The constraints of strict truth felt more threateningly present in this room full of old learning. He wandered off to the centre table with a smile, keeping his answer. ‘Uncle George,’ he said, ‘do you like Uncle Revel’s pictures?’

‘Oh, very much, old boy. Not that I’ve seen very many of them. He’s still very young, you know,’ said George, looking less green now than pink. ‘You know he’s not really an uncle, don’t you?’

‘I know,’ said Wilfrid. ‘He’s an honourable uncle.’

‘Well, ha, ha!… Well, yes, that’s right.’

‘You mean an honorary uncle,’ said Madeleine.

‘Oh,’ said Wilfrid, ‘yes…’

‘I expect you mean both, don’t you, Wilfie,’ said George, and smiled at him understandingly. Wilfrid knew his father couldn’t stomach Aunt Madeleine, and he felt this gave him licence to hate her too. She hadn’t brought him a present, but as a matter of fact that wasn’t it at all. She never said anything nice, and when she tried to it turned out to be horrible. Now she tucked in her chin and gave him her pretend smile, staring at him over her glasses. He leant on the table, and opened and shut the hinged silver ink-well, several times, making its nice loud clopping noise. Aunt Madeleine winced.

‘I suppose this is where Granny does her book tests, isn’t it,’ she said, wrinkling her nose, her smile turning hard.

‘I’m sure the child doesn’t know about that,’ said Uncle George quietly.

‘Actually, I’m learning reading with Nanny,’ said Wilfrid, abandoning the table and going off towards the corner of the room, where there was a cupboard with some interesting old things in.

‘Jolly good,’ said George. ‘So what are you reading now? Why don’t we read something together?’ Wilfrid felt his uncle’s grateful relief at the idea of a book – he was already sitting down in one of the slippery leather chairs.

‘Corinna’s reading The Silver Charger,’ he said.

‘Isn’t that a bit hard for you?’ said Madeleine.

‘Daphne loved that book,’ said George. ‘It’s a children’s book.’

‘I’m not reading it,’ said Wilfrid. ‘I don’t really want to read now, Uncle George. Have you seen this card machine?’ He opened the cupboard, and got the card machine out very carefully, but still banging it against the door. He carried it over and handed it to his uncle, who had assumed a slightly absent smile.

‘Ah, yes… jolly good…’ Uncle George wasn’t very clever at understanding it, he had it round the wrong way. ‘Quite a historic object,’ he said, ready to hand it back.

‘What is it?’ said Madeleine, coming over. ‘Oh, yes, I see… Historic indeed. Quite useless now, I fear!’

‘I like it,’ said Wilfrid, and something struck him again, by his uncle’s knee, with his aunt bending over him, with her smell like an old book. ‘Uncle George,’ he said, ‘why don’t you have any children?’

‘Well, darling,’ said Uncle George, ‘we just haven’t got round to it yet.’ He peered at the machine with new interest; but then went on, ‘You know, Auntie and I are both very busy at our university. And to be absolutely honest with you, we don’t have a very great deal of money.’

‘Lots of poor people have babies,’ Wilfrid said, rather bluntly, since he knew his uncle was talking nonsense.

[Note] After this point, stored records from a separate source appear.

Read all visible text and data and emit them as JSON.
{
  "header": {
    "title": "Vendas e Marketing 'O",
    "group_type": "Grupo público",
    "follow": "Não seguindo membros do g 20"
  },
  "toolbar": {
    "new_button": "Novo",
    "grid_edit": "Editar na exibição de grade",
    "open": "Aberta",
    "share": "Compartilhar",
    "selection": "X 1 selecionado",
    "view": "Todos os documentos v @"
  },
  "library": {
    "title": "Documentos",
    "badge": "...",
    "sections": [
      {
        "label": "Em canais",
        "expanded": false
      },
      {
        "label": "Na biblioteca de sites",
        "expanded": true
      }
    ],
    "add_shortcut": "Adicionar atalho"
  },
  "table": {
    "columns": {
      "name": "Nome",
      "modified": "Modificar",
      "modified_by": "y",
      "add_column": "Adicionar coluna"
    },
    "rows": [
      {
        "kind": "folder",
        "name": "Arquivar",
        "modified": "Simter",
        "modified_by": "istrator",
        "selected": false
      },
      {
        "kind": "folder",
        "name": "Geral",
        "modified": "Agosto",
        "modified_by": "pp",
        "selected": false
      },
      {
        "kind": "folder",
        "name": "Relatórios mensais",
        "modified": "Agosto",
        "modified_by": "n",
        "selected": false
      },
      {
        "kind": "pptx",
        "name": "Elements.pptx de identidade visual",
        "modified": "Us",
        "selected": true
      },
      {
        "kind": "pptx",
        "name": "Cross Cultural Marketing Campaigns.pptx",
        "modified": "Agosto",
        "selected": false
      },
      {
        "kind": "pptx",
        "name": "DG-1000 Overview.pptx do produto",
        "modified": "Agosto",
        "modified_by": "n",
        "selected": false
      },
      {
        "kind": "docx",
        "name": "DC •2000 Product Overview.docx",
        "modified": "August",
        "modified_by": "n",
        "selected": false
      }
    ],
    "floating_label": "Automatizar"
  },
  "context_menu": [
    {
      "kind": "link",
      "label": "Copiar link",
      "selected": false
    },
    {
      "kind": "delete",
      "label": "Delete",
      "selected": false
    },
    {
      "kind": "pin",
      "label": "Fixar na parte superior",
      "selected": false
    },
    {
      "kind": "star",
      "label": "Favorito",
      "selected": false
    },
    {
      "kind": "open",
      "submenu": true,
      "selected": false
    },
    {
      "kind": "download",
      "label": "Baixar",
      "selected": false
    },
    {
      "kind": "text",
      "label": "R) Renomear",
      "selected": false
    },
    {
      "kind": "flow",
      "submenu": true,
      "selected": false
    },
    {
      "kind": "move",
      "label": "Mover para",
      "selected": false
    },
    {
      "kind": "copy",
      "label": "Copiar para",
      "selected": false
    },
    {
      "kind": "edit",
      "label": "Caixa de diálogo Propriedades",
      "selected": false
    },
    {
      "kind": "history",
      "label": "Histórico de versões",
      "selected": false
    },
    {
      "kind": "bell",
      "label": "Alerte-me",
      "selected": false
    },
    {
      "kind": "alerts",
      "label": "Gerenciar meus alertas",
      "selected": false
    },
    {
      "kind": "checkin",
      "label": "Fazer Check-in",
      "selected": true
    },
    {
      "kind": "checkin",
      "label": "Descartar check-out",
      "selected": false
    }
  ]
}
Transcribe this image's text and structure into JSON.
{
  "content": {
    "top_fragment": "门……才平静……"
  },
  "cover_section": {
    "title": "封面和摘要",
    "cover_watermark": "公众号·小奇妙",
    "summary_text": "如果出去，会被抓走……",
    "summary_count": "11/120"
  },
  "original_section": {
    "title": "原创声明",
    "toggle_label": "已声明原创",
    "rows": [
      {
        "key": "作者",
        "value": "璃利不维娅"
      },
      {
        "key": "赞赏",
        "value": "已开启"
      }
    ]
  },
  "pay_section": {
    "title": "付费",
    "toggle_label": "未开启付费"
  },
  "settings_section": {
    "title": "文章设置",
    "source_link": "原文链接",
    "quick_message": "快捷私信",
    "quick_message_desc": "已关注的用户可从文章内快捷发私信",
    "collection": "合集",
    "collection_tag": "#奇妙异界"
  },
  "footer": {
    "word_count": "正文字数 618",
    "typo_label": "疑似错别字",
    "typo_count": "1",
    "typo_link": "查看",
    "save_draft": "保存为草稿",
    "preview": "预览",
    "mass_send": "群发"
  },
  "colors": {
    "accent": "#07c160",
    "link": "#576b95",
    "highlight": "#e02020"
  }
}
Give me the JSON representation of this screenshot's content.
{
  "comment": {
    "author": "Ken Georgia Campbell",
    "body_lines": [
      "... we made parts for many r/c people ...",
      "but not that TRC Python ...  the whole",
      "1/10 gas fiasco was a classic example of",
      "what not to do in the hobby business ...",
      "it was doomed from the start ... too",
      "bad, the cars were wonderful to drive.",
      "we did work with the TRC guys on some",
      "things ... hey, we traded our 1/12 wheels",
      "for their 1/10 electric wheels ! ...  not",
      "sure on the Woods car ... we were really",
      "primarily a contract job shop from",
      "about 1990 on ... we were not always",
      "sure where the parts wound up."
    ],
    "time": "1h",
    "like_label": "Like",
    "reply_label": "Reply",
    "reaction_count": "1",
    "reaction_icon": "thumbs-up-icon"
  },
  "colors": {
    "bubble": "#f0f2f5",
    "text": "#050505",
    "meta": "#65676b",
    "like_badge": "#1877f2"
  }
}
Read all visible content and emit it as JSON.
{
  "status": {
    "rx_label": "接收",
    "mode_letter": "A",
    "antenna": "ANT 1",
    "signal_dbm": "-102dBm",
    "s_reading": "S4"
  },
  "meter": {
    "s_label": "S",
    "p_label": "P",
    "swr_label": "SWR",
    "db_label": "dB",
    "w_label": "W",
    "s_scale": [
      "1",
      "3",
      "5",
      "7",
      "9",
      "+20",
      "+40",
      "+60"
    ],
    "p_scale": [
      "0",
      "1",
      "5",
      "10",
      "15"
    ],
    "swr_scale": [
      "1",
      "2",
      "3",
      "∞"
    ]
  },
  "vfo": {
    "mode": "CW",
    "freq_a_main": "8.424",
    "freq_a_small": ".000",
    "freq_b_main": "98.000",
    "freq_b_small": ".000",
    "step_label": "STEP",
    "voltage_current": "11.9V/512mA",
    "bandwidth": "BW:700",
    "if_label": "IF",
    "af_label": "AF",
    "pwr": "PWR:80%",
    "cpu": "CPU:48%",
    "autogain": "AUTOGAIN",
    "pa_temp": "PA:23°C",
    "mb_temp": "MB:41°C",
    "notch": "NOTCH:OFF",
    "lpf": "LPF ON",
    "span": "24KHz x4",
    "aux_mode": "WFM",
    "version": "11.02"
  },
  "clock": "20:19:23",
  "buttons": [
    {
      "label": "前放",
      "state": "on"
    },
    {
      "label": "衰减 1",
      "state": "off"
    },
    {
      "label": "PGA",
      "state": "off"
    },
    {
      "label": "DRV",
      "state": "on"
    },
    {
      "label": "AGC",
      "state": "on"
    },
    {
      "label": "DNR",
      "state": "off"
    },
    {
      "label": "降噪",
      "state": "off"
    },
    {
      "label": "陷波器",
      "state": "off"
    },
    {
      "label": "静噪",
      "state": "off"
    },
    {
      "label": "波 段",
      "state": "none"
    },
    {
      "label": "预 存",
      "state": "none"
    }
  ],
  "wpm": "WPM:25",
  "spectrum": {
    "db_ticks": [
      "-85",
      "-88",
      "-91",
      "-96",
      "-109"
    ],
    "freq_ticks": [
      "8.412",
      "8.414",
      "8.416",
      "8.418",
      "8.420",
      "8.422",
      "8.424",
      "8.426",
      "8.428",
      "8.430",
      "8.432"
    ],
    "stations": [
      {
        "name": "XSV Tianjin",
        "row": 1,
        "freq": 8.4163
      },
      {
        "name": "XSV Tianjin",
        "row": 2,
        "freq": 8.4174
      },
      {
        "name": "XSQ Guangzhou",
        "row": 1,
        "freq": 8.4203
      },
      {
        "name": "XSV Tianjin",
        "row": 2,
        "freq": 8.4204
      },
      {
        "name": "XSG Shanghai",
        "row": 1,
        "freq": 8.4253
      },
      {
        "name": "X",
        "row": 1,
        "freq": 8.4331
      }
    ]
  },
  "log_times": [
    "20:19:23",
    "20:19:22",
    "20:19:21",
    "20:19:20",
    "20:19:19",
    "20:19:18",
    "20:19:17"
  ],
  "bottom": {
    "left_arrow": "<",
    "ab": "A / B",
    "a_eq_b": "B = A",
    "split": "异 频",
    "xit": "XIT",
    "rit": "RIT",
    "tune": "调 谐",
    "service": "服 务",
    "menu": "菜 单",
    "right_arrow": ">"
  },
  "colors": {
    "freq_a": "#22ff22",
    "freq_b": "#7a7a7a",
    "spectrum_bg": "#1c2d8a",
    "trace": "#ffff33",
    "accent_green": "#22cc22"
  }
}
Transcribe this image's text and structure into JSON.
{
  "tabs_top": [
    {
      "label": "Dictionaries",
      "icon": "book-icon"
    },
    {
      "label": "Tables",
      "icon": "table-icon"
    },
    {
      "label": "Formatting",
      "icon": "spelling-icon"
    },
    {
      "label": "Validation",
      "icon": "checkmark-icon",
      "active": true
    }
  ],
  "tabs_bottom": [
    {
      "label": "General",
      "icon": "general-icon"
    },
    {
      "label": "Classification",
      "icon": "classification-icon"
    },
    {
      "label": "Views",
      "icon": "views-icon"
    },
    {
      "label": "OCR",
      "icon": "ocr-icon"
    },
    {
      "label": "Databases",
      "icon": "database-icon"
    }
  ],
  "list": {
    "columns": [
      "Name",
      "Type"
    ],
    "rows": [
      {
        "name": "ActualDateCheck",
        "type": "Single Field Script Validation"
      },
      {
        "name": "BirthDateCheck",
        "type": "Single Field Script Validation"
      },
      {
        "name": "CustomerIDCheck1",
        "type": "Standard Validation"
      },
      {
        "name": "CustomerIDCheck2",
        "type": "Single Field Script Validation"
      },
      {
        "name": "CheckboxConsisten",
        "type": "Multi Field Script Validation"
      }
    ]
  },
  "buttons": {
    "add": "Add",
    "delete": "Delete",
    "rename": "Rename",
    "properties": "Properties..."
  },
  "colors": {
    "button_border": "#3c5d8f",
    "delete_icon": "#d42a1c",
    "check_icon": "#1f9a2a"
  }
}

‘Yes, but we want to bring up our little boys and girls in comfort, with some of the lovely things in life that you and your sister have, for instance.’

Madeleine said, ‘Remember, George, you need to finish those remarks for the Vice-Chancellor.’

‘I know, my love,’ said George, ‘but it’s so much pleasanter conversing with our nephew.’

Nevertheless, a minute later George was saying, ‘I suppose you’re right, Mad.’ A real anxiety started up in Wilfrid that he would be left alone with Aunt Madeleine. ‘You’ll be all right with Auntie, won’t you?’

‘Oh, please, Uncle George’ – Wilfrid felt the anxiety close in on him, but offset at once by a dreary feeling he couldn’t explain, that he was going to have to go through with whatever it was, and it didn’t really matter.

‘We’ll do something lovely later,’ said George, tentatively ruffling his nephew’s hair, and then smoothing it back down again. He turned in the doorway. ‘We can have your famous dance.’

When he’d gone, Madeleine rather seized on this.

‘Well, I can’t do it by myself,’ said Wilfrid, hands on hips.